Net als bij andere projectieve tests is aan Lüscher een "subjectieve" interpretatiemodaliteit toegekend, wat betekent dat de interpretatie en resultaten ervan voor een groot deel afhankelijk van de persoonlijke criteria van elke psycholoog of specialist die het toepast. Dat wil zeggen, er wordt geconcludeerd dat het een test is die geen "objectieve" conclusies biedt, wat veel kritiek heeft opgeleverd.
In dezelfde zin wordt kritiek geuit op de onmogelijkheid om haar bevindingen te generaliseren, vanwege het gebrek aan standaardiseringen die voldoen aan de methodologische criteria van objectiviteit van de traditionele wetenschap. Criteria die bijvoorbeeld psychometrische tests ondersteunen. In die zin hebben de projectieve tests een wetenschappelijke status die voor aanzienlijke controverses heeft gezorgd, vooral onder specialisten die dit type test als "reactief" beschouwen en die in de beste gevallen zijn voorgesteld om ze kwantitatief te systematiseren..
Daarom werd deze test bekritiseerd, zowel vanwege het ontbreken van criteria die zowel de betrouwbaarheid als de geringe mogelijkheid tot reproductie van de resultaten ervan kunnen waarborgen.
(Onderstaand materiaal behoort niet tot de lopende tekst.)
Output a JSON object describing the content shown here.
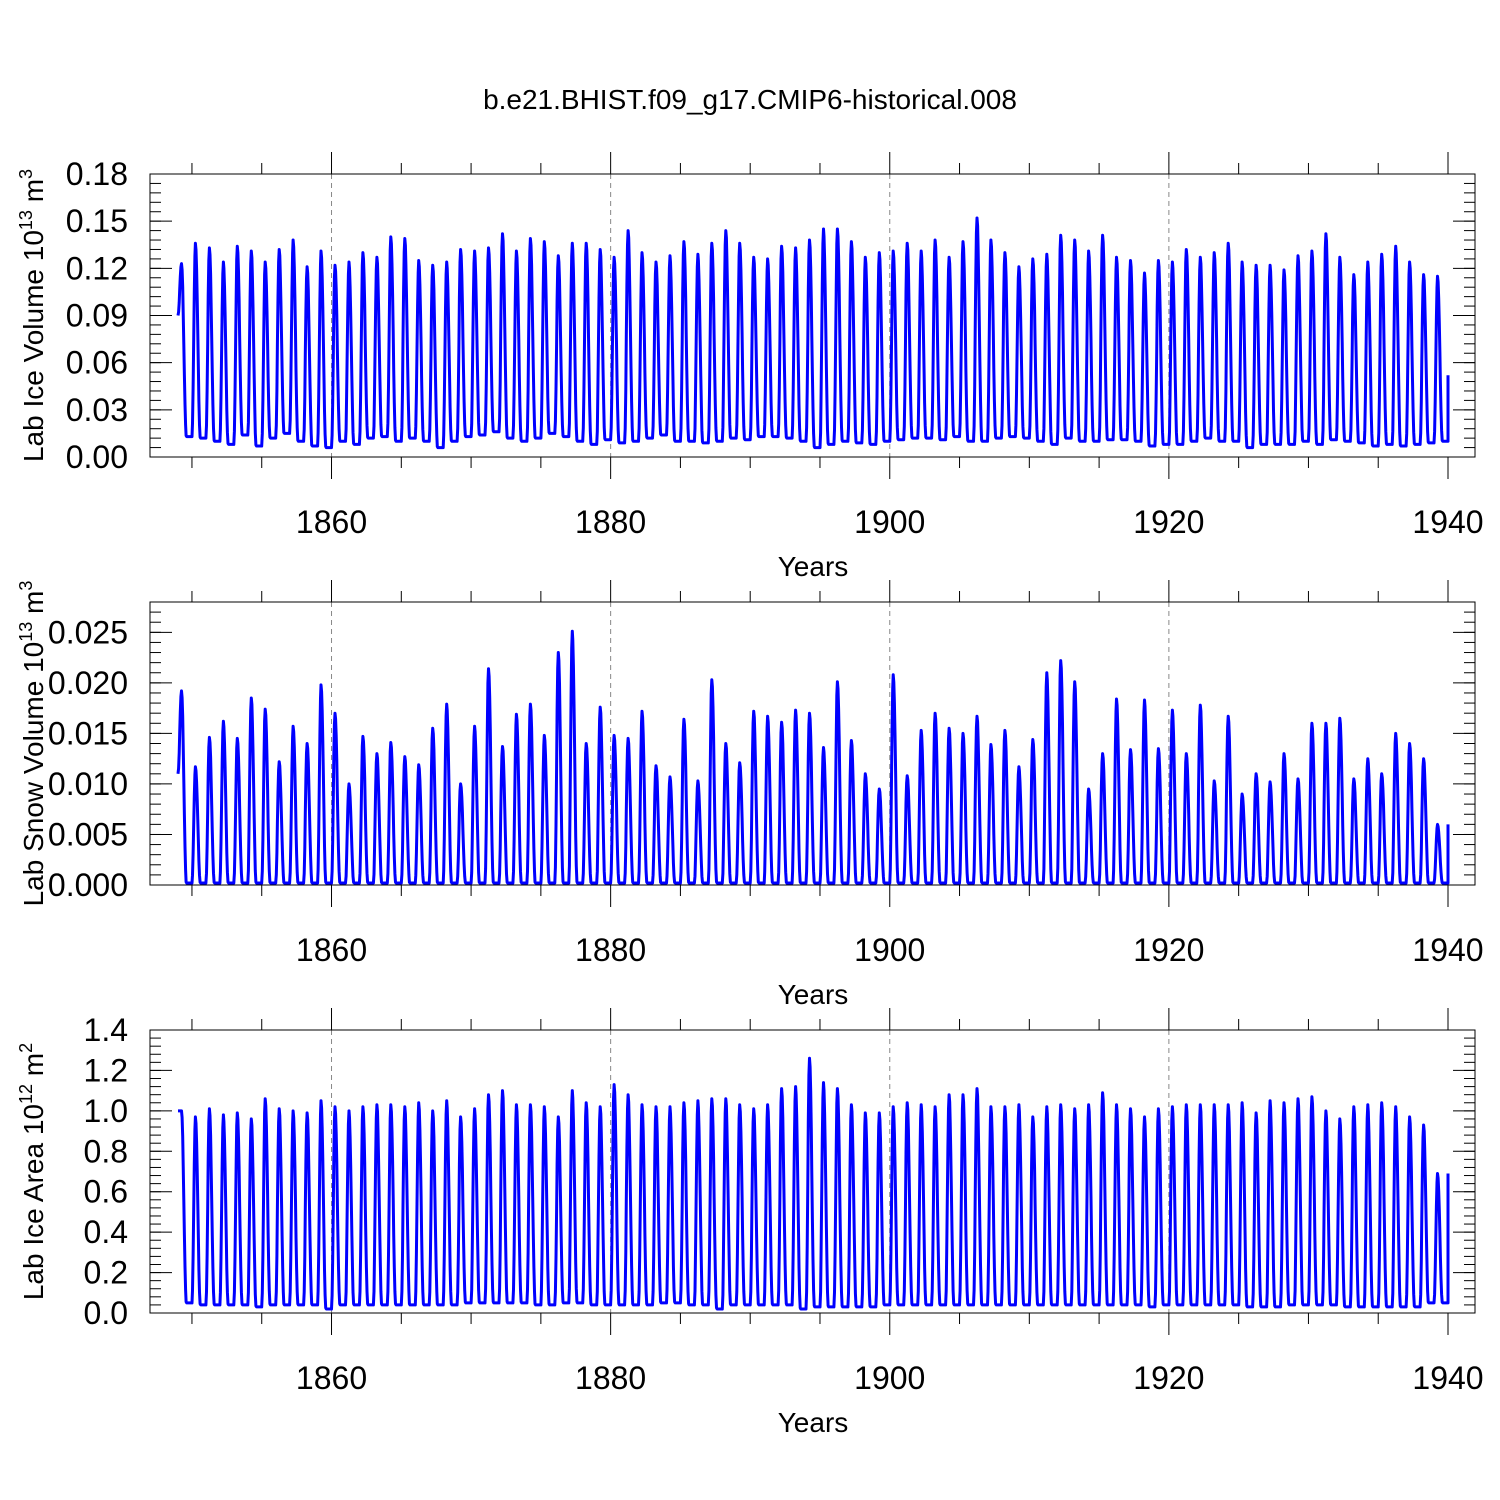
{
  "title": "b.e21.BHIST.f09_g17.CMIP6-historical.008",
  "colors": {
    "series": "#0000ff",
    "axis": "#000000",
    "grid": "#888888"
  },
  "chart_data": [
    {
      "type": "line",
      "name": "ice-volume",
      "ylabel": "Lab Ice Volume 10^13 m^3",
      "ylabel_base": "Lab Ice Volume 10",
      "ylabel_exp": "13",
      "ylabel_unit": " m",
      "ylabel_unit_exp": "3",
      "xlabel": "Years",
      "xlim": [
        1849,
        1940
      ],
      "ylim": [
        0,
        0.18
      ],
      "yticks": [
        "0.00",
        "0.03",
        "0.06",
        "0.09",
        "0.12",
        "0.15",
        "0.18"
      ],
      "xticks": [
        "1860",
        "1880",
        "1900",
        "1920",
        "1940"
      ],
      "start_value": 0.09,
      "end_value": 0.052,
      "annual_max": [
        0.123,
        0.136,
        0.133,
        0.124,
        0.134,
        0.131,
        0.124,
        0.132,
        0.138,
        0.121,
        0.131,
        0.122,
        0.124,
        0.13,
        0.127,
        0.14,
        0.139,
        0.125,
        0.122,
        0.124,
        0.132,
        0.131,
        0.133,
        0.142,
        0.131,
        0.139,
        0.137,
        0.128,
        0.136,
        0.136,
        0.132,
        0.127,
        0.144,
        0.13,
        0.124,
        0.128,
        0.137,
        0.129,
        0.136,
        0.144,
        0.136,
        0.127,
        0.126,
        0.134,
        0.133,
        0.138,
        0.145,
        0.145,
        0.137,
        0.127,
        0.13,
        0.131,
        0.136,
        0.131,
        0.138,
        0.127,
        0.137,
        0.152,
        0.138,
        0.13,
        0.121,
        0.126,
        0.129,
        0.141,
        0.138,
        0.131,
        0.141,
        0.127,
        0.125,
        0.117,
        0.125,
        0.124,
        0.132,
        0.127,
        0.13,
        0.136,
        0.124,
        0.122,
        0.122,
        0.119,
        0.128,
        0.131,
        0.142,
        0.127,
        0.116,
        0.124,
        0.129,
        0.134,
        0.124,
        0.116,
        0.115
      ],
      "annual_min": [
        0.013,
        0.012,
        0.01,
        0.008,
        0.014,
        0.007,
        0.012,
        0.015,
        0.01,
        0.007,
        0.006,
        0.01,
        0.008,
        0.012,
        0.013,
        0.01,
        0.012,
        0.01,
        0.006,
        0.01,
        0.013,
        0.014,
        0.016,
        0.012,
        0.01,
        0.012,
        0.015,
        0.013,
        0.01,
        0.008,
        0.011,
        0.009,
        0.01,
        0.012,
        0.014,
        0.01,
        0.01,
        0.009,
        0.01,
        0.012,
        0.011,
        0.013,
        0.013,
        0.012,
        0.01,
        0.006,
        0.008,
        0.01,
        0.009,
        0.008,
        0.01,
        0.011,
        0.012,
        0.012,
        0.011,
        0.013,
        0.01,
        0.01,
        0.012,
        0.013,
        0.012,
        0.01,
        0.008,
        0.012,
        0.01,
        0.01,
        0.011,
        0.011,
        0.01,
        0.007,
        0.008,
        0.008,
        0.01,
        0.012,
        0.01,
        0.01,
        0.006,
        0.008,
        0.008,
        0.008,
        0.01,
        0.008,
        0.011,
        0.01,
        0.009,
        0.007,
        0.008,
        0.007,
        0.008,
        0.009,
        0.01
      ]
    },
    {
      "type": "line",
      "name": "snow-volume",
      "ylabel": "Lab Snow Volume 10^13 m^3",
      "ylabel_base": "Lab Snow Volume 10",
      "ylabel_exp": "13",
      "ylabel_unit": " m",
      "ylabel_unit_exp": "3",
      "xlabel": "Years",
      "xlim": [
        1849,
        1940
      ],
      "ylim": [
        0,
        0.028
      ],
      "yticks": [
        "0.000",
        "0.005",
        "0.010",
        "0.015",
        "0.020",
        "0.025"
      ],
      "ytick_values": [
        0,
        0.005,
        0.01,
        0.015,
        0.02,
        0.025
      ],
      "xticks": [
        "1860",
        "1880",
        "1900",
        "1920",
        "1940"
      ],
      "start_value": 0.011,
      "end_value": 0.006,
      "annual_max": [
        0.0192,
        0.0117,
        0.0146,
        0.0162,
        0.0145,
        0.0185,
        0.0174,
        0.0122,
        0.0157,
        0.014,
        0.0198,
        0.017,
        0.01,
        0.0147,
        0.013,
        0.0141,
        0.0127,
        0.0119,
        0.0155,
        0.0179,
        0.01,
        0.0157,
        0.0214,
        0.0137,
        0.0169,
        0.0179,
        0.0148,
        0.023,
        0.0251,
        0.014,
        0.0176,
        0.0148,
        0.0145,
        0.0172,
        0.0118,
        0.0107,
        0.0164,
        0.0103,
        0.0203,
        0.014,
        0.0121,
        0.0172,
        0.0167,
        0.0161,
        0.0173,
        0.017,
        0.0136,
        0.0201,
        0.0143,
        0.011,
        0.0095,
        0.0208,
        0.0108,
        0.0153,
        0.017,
        0.0155,
        0.015,
        0.0167,
        0.0139,
        0.0153,
        0.0117,
        0.0144,
        0.021,
        0.0222,
        0.0201,
        0.0095,
        0.013,
        0.0184,
        0.0134,
        0.0183,
        0.0135,
        0.0173,
        0.013,
        0.0178,
        0.0103,
        0.0167,
        0.009,
        0.011,
        0.0102,
        0.013,
        0.0105,
        0.016,
        0.016,
        0.0165,
        0.0105,
        0.0125,
        0.011,
        0.015,
        0.014,
        0.0125,
        0.006
      ],
      "annual_min": [
        0.0002,
        0.0002,
        0.0002,
        0.0002,
        0.0002,
        0.0002,
        0.0002,
        0.0002,
        0.0002,
        0.0002,
        0.0002,
        0.0002,
        0.0002,
        0.0002,
        0.0002,
        0.0002,
        0.0002,
        0.0002,
        0.0002,
        0.0002,
        0.0002,
        0.0002,
        0.0002,
        0.0002,
        0.0002,
        0.0002,
        0.0002,
        0.0002,
        0.0002,
        0.0002,
        0.0002,
        0.0002,
        0.0002,
        0.0002,
        0.0002,
        0.0002,
        0.0002,
        0.0002,
        0.0002,
        0.0002,
        0.0002,
        0.0002,
        0.0002,
        0.0002,
        0.0002,
        0.0002,
        0.0002,
        0.0002,
        0.0002,
        0.0002,
        0.0002,
        0.0002,
        0.0002,
        0.0002,
        0.0002,
        0.0002,
        0.0002,
        0.0002,
        0.0002,
        0.0002,
        0.0002,
        0.0002,
        0.0002,
        0.0002,
        0.0002,
        0.0002,
        0.0002,
        0.0002,
        0.0002,
        0.0002,
        0.0002,
        0.0002,
        0.0002,
        0.0002,
        0.0002,
        0.0002,
        0.0002,
        0.0002,
        0.0002,
        0.0002,
        0.0002,
        0.0002,
        0.0002,
        0.0002,
        0.0002,
        0.0002,
        0.0002,
        0.0002,
        0.0002,
        0.0002,
        0.0002
      ]
    },
    {
      "type": "line",
      "name": "ice-area",
      "ylabel": "Lab Ice Area 10^12 m^2",
      "ylabel_base": "Lab Ice Area 10",
      "ylabel_exp": "12",
      "ylabel_unit": " m",
      "ylabel_unit_exp": "2",
      "xlabel": "Years",
      "xlim": [
        1849,
        1940
      ],
      "ylim": [
        0,
        1.4
      ],
      "yticks": [
        "0.0",
        "0.2",
        "0.4",
        "0.6",
        "0.8",
        "1.0",
        "1.2",
        "1.4"
      ],
      "xticks": [
        "1860",
        "1880",
        "1900",
        "1920",
        "1940"
      ],
      "start_value": 1.0,
      "end_value": 0.69,
      "annual_max": [
        1.0,
        0.97,
        1.01,
        0.98,
        0.99,
        0.96,
        1.06,
        1.01,
        1.0,
        0.99,
        1.05,
        1.02,
        1.0,
        1.02,
        1.03,
        1.03,
        1.02,
        1.04,
        1.0,
        1.05,
        0.97,
        1.01,
        1.08,
        1.1,
        1.03,
        1.03,
        1.02,
        0.97,
        1.1,
        1.04,
        1.02,
        1.13,
        1.08,
        1.03,
        1.02,
        1.02,
        1.04,
        1.05,
        1.06,
        1.06,
        1.03,
        1.01,
        1.03,
        1.11,
        1.12,
        1.26,
        1.14,
        1.11,
        1.03,
        0.99,
        0.99,
        1.02,
        1.04,
        1.03,
        1.02,
        1.08,
        1.08,
        1.11,
        1.02,
        1.02,
        1.03,
        0.97,
        1.02,
        1.03,
        1.01,
        1.03,
        1.09,
        1.03,
        1.01,
        0.97,
        1.01,
        1.02,
        1.03,
        1.03,
        1.03,
        1.03,
        1.04,
        0.99,
        1.05,
        1.04,
        1.06,
        1.07,
        1.0,
        0.96,
        1.02,
        1.03,
        1.04,
        1.02,
        0.97,
        0.93,
        0.69
      ],
      "annual_min": [
        0.05,
        0.04,
        0.04,
        0.04,
        0.04,
        0.03,
        0.04,
        0.04,
        0.04,
        0.04,
        0.02,
        0.04,
        0.04,
        0.04,
        0.04,
        0.04,
        0.04,
        0.04,
        0.04,
        0.04,
        0.05,
        0.05,
        0.05,
        0.05,
        0.05,
        0.04,
        0.04,
        0.05,
        0.05,
        0.04,
        0.04,
        0.04,
        0.04,
        0.04,
        0.05,
        0.05,
        0.04,
        0.04,
        0.02,
        0.04,
        0.04,
        0.04,
        0.04,
        0.04,
        0.02,
        0.03,
        0.03,
        0.03,
        0.03,
        0.03,
        0.04,
        0.04,
        0.04,
        0.04,
        0.04,
        0.04,
        0.04,
        0.04,
        0.04,
        0.04,
        0.04,
        0.04,
        0.04,
        0.04,
        0.04,
        0.04,
        0.04,
        0.04,
        0.04,
        0.03,
        0.04,
        0.04,
        0.04,
        0.04,
        0.04,
        0.04,
        0.03,
        0.03,
        0.03,
        0.04,
        0.04,
        0.04,
        0.04,
        0.03,
        0.03,
        0.03,
        0.03,
        0.03,
        0.03,
        0.05,
        0.05
      ]
    }
  ]
}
Aan de andere kant, De ideeën over functionaliteit en pathologie zijn ook bekritiseerd (en de mogelijke reproductie van vooroordelen, vooroordelen of stigma's van verschillende aard), die theoretisch de interpretaties van deze test ondersteunen.
Bibliografische referenties:
- Muñoz, L. (2000). Lüscher testen I. Toepassing en interpretatie. Ontvangen 14 augustus 2018. Verkrijgbaar in https://s3.amazonaws.com/academia.edu.documents/48525511/luscher_manual_curso__I.pdf?AWSAccessKeyId=AKIAIWOWYYGZ2Y53UL3A&Expires=1534242979&Signature=mY9dvdEukwzWDzpDFPUGgFzgoRo%3D&response-content-disposition=inline%3B%20filename % 3DLuscher_manual_curso_I.pdf.
- Sneiderman, S. (2011). Overwegingen over betrouwbaarheid en validiteit in projectietechnieken. Subjectiviteit en cognitieve processen. (15) 2: 93-110.
- Vives Gomila, M. (2006). Projectieve tests: toepassing op klinische diagnose en behandeling. Barcelona: Universiteit van Barcelona.